Seu Bené casou, mas disse que foi porque a mulher ficou grávida, pois, espírito aventureiro, não queria “se amarrar”. O casamento terminou, ficaram duas filhas que estão hoje “encaminhadas na vida”. A mais velha é enfermeira chefe de um hospital de Fortaleza e a segunda prestará vestibular este ano para Direito. Com lágrimas nos olhos, seu Bené disse que se afastou das meninas, pois se não tinha condições de ajudá-las, também não queria atrapalhar as suas vidas e se tornar um peso para a família.
Perguntei ao seu Bené se ele, que tanto tinha trabalhado, recebia aposentadoria e ele respondeu que não. Trabalhou sem carteira assinada boa parte de sua vida e agora tinha de esperar ter 60 anos para tentar uma aposentadoria por idade. Mas não tinha muita esperança de conseguir.
Chegada a hora de ir embora, seu Bené se despediu de mim dizendo que tinha gostado muito de conversar comigo. Elogiou meu português correto e disse que sentia falta de conversar com quem falava assim e podia compreender o contexto histórico de sua trajetória de vida, entendendo o seu sentido.
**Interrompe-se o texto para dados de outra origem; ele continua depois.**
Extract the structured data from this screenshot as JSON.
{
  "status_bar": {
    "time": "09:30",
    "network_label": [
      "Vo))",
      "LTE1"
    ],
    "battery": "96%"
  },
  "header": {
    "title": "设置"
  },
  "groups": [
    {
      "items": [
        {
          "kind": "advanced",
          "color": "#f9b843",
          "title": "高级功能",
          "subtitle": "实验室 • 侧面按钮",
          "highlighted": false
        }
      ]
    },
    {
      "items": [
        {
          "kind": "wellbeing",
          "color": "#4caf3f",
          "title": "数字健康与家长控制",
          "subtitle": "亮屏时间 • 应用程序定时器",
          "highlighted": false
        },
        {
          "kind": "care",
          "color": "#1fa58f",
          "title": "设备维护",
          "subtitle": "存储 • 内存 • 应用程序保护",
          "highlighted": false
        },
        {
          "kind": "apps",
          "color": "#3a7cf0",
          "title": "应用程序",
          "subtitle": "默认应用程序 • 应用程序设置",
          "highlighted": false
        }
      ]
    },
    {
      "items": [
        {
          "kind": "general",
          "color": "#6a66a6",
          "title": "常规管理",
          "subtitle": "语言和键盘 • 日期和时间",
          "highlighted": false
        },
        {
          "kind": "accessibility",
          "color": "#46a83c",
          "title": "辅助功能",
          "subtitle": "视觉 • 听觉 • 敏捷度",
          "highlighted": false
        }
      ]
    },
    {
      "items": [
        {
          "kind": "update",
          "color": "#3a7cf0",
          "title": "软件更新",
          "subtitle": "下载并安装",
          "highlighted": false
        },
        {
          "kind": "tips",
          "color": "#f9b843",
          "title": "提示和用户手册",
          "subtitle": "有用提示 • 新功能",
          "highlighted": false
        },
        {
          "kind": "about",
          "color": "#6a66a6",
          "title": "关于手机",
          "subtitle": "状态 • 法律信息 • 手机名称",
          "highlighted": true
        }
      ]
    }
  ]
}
Orgulhoso de sua formação, seu Bené volta e meia afirmava que tinha profissão. Esse mesmo trabalho que, organizado sob a lógica da expropriação capitalista, era fonte de sofrimento, também marcava uma identidade positiva enquanto atividade autocriadora.
Fui para casa pensando como as políticas de extermínio que hoje são assumidas oficialmente pelo governo do meu estado são, na verdade, a face mais explícita de um sistema que é cruel por natureza. O capitalismo é contra a vida humana, animaliza os seres humanos ao condená-los a trabalhar para garantir sua sobrevivência imediata e não para a sua autoemancipação. O brilho que encontrei nos olhos de seu Bené enquanto ele me narrava sua vida é expressão de potencialidade criativa, de energia transformadora, de desejo de felicidade e beleza. A força desse brilho vem da certeza de poder construir o mundo com suas próprias mãos. No entanto, seus limites são impostos por um modo de produção que torna o trabalho escravidão e fonte de sofrimento, estranho ao próprio trabalhador.
Gilmar Mauro, uma das lideranças mais importantes do MST, numa belíssima fala na I Conferência Vozes de Nossa América, realizada recentemente na Universidade Federal Rural do Rio de Janeiro, contou sobre seus sentimentos contraditórios quando passava pela avenida Paulista. Se, por um lado, sentia um grande desespero ao ver naquelas construções a materialização da força do capital, por outro, se enchia de esperança ao perceber que tudo aquilo tinha sido erguido pela mão da classe trabalhadora. E, se a classe trabalhadora foi capaz de construir tudo aquilo, ela também seria capaz de por abaixo a ordem do capital e reconstruir um outro mundo, com base em valores humanos.
Pensei nisso, e também em Vinícius, em Brecht e no dia em que gente como seu Bené começar a dizer não.